If you need (or want) any help with above, please let us know. We will be there.
My heart has rooms that sigh with dust
And ashes in the hearth.
They must be cleaned and blown away
By daylight’s breath.
But I cannot essay the task,
For even dust to me is dear;
For dust and ashes still recall,
My love was here.
I know not how to say Farewell,
When Farewell is the word
That stays alone for me to say
Or will be heard.
But I cannot speak out that word
Or ever let my loved one go:
How can I bear it that these rooms
Are empty so?
I sit among the dust and hope
That dust will cover me.
I stir the ashes in the hearth,
Though cold they be.
I cannot bear to close the door,
To seal my loneliness away
While dust and ashes yet remain
Of my love’s day.
~Stephen R Donaldson
.
Hi
I notice in the photo above of the welcome sign to Paradise that a vacant space exists to the right of the Rotary Club plaque. In other photos that space is occupied by a Masonic emblem. Is/was there a Masonic lodge in the town? I do know that the Grand Lodge of California is soliciting members for relief in Paradise.

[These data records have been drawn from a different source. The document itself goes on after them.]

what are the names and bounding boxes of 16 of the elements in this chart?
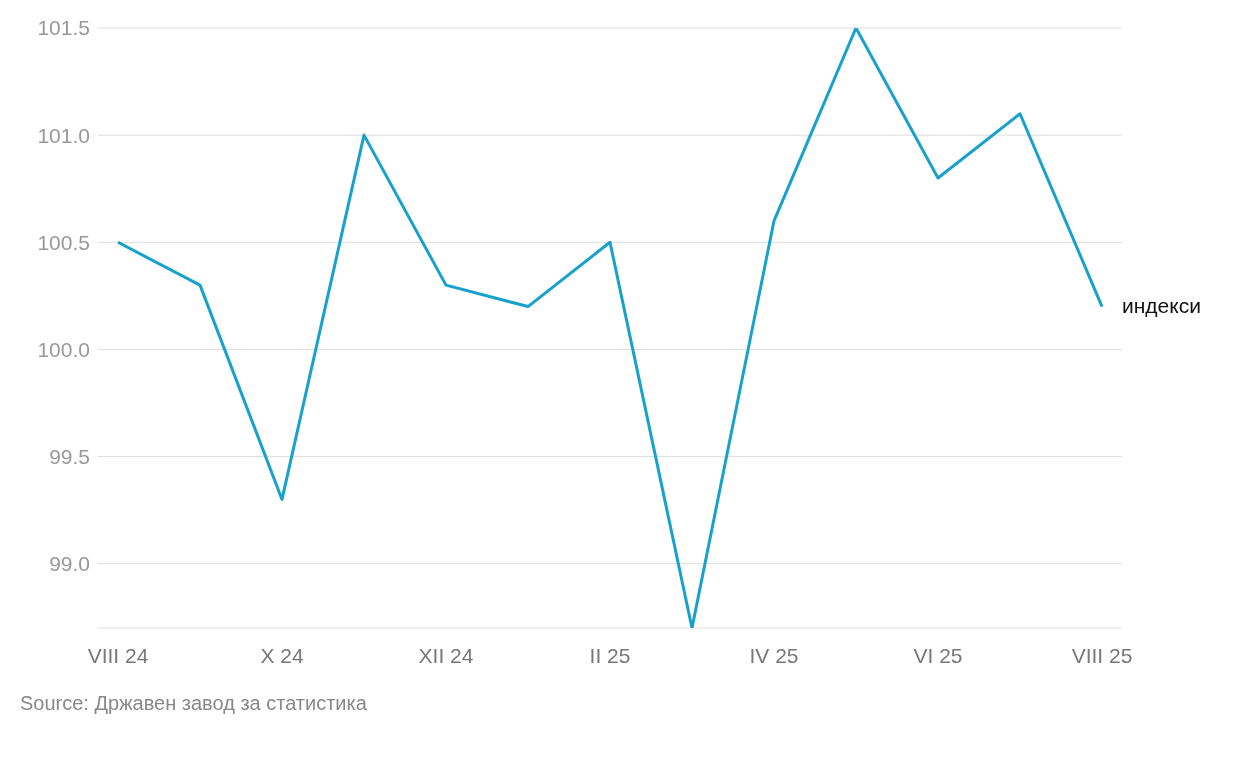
y-tick-label: 101.5 (37, 16, 90, 40)
y-tick-label: 101.0 (37, 123, 90, 147)
x-tick-label: X 24 (260, 643, 304, 667)
x-tick-label: VI 25 (913, 643, 963, 667)
y-tick-label: 99.5 (49, 445, 90, 469)
source-note: Source: Државен завод за статистика (20, 692, 368, 715)
line-series (116, 28, 1104, 628)
y-tick-label: 100.5 (37, 230, 90, 254)
y-tick-label: 99.0 (49, 552, 90, 576)
x-tick-label: II 25 (589, 643, 631, 667)
x-tick-label: VIII 25 (1071, 643, 1133, 667)
x-tick-label: IV 25 (749, 643, 799, 667)
series-label: индекси (1122, 293, 1201, 317)
x-tick-label: XII 24 (418, 643, 474, 667)
y-tick-label: 100.0 (37, 337, 90, 361)
x-tick-label: VIII 24 (87, 643, 149, 667)
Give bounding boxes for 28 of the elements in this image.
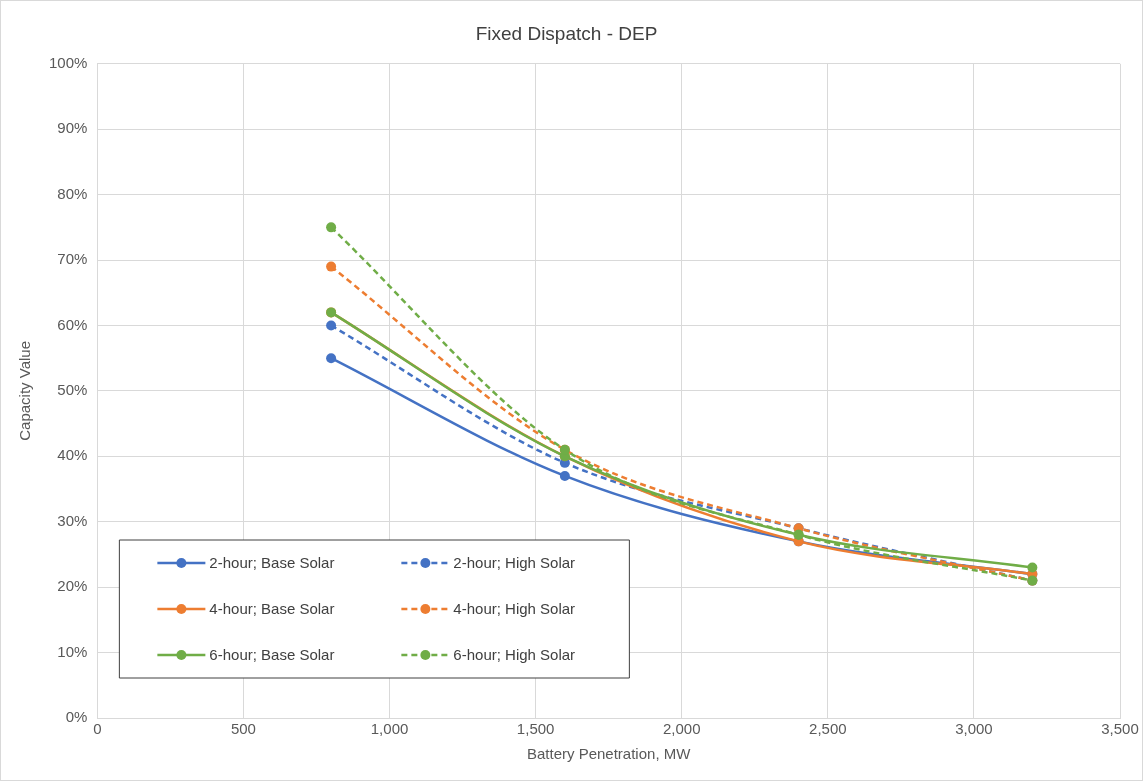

There was a Masonic Lodge on Clark Road across from the Safeway center. The center’s gone and I’m pretty sure the Lodge is gone too. I don’t think it was an active lodge but it was rented out for various functions.
Not an easy sight……
The close of one chapter and the opening of another.
Gerard,
I never saw my Dad in my old home town. But there are times when I miss him, and the place that I loved most in all the world, so much that I find the weight of the sadness makes it hard to breathe. The best remedy I have found for that is talking to someone who lived through those memories with you. I don’t know if I’ve ever been more glad in my life than when I did that, and it happened in my 60’s.
If you can find some of your really close boyhood friends and reconnect, it might do you a world of good. For me, it was a desperately needed application of the Balm of Gilead to a place in my soul that had hurt for many years. I had grown so accustomed to the ache that I had forgotten what it was like not to hurt, so when it started healing I was both overjoyed and intensely grateful to God for a second chance to get it right.
May God be with you in this time of drudgery and reconstruction. It will get better; you just have to endure long enough to have the recovery mix sufficiently with the “new normal” to make life feel like living again. Listen to the soundtrack of “Les Miserables.” That will help.
My father appeared once in my painting; it was his death mask or death face. I went with it, so now I have this realistic pastel of my dad just passed. I went to post it on blogger or FB, and thought I’d add a picture of his headstone. Imagine how I felt when it turned out the day of his death was the day he appeared on the painting.